El amor ha llamado a mi corazón varias veces siempre muy quedo, muy despacio. Así tengo que confesarlo. Se dice que «el casamiento y la mortaja del cielo bajan», y yo la última y definitiva vez que me enamoré sentí un fuerte golpe en mi corazón, golpe que aún siento. Y me casé, y llevamos cerca de seis décadas de verdadero amor creciente.

Cuando después de varias cartas, esquineos por calles y promesas incumplidas logré que fuera mi novia, me entraron un descanso y una felicidad sin límites. ¡Con qué felicidad y orgullo iba, cuando nos paseábamos por el Real por las tardes, con su bonito vestido de pañete color avellana, con su corbata de la misma tela, luciendo en su pelo rubio un oloroso manojillo de celindas, o aquel vestido de piqué blanco con los botones rojos y cinturón de cuero, del mismo color, que yo le había regalado! ¡Qué tardes más felices pasaba! O aquellas tardes de domingo, cuando íbamos al cine del Teatro Principal, a la matiné (pues al principio no íbamos a otro), y salíamos y llovía y nos juntábamos bajo el paraguas mientras que, a veces, nuestras manos se entrelazaban. ¡Qué momentos más inolvidables!
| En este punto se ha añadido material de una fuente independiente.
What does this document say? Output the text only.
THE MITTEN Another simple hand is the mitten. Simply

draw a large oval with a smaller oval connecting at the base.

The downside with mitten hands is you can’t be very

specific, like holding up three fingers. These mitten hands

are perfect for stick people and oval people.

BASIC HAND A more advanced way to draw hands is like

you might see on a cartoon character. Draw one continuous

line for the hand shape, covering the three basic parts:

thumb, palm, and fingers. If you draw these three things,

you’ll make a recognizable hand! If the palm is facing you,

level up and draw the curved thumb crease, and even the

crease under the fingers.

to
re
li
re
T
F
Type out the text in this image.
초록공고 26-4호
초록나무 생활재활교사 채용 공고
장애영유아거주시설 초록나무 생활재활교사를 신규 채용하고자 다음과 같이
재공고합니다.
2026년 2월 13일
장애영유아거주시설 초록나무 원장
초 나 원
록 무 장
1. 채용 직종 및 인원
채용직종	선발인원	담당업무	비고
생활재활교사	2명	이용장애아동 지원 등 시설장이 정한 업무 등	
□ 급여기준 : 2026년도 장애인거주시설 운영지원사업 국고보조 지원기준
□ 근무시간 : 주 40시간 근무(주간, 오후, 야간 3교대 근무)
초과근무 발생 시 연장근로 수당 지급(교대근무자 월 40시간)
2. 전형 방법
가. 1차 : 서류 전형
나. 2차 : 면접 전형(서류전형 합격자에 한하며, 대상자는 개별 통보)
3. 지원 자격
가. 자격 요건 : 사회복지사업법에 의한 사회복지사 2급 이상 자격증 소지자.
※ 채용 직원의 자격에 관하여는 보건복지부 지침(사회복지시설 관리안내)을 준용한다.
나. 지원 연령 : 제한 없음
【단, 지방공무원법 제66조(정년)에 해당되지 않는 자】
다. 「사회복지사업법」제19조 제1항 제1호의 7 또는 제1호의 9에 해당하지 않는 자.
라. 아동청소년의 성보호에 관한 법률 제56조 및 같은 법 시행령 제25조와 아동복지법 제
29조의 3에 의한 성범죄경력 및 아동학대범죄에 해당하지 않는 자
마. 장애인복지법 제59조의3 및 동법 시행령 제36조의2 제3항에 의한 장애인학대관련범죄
Y aquel prolongado beso de despedida…
He besado a mis padres, a mis hermanos, a mis seres queridos con mucho cariño, con mucho afecto; pero el primero, el primer beso que le di a mi novia (hoy, mi mujer), ése, marcó una huella en mí muy grande; un placer, un deleite que no sé definirlo con palabras. Es un fuego que nació en mi corazón, cuya llama perdura y perdurará con más calor.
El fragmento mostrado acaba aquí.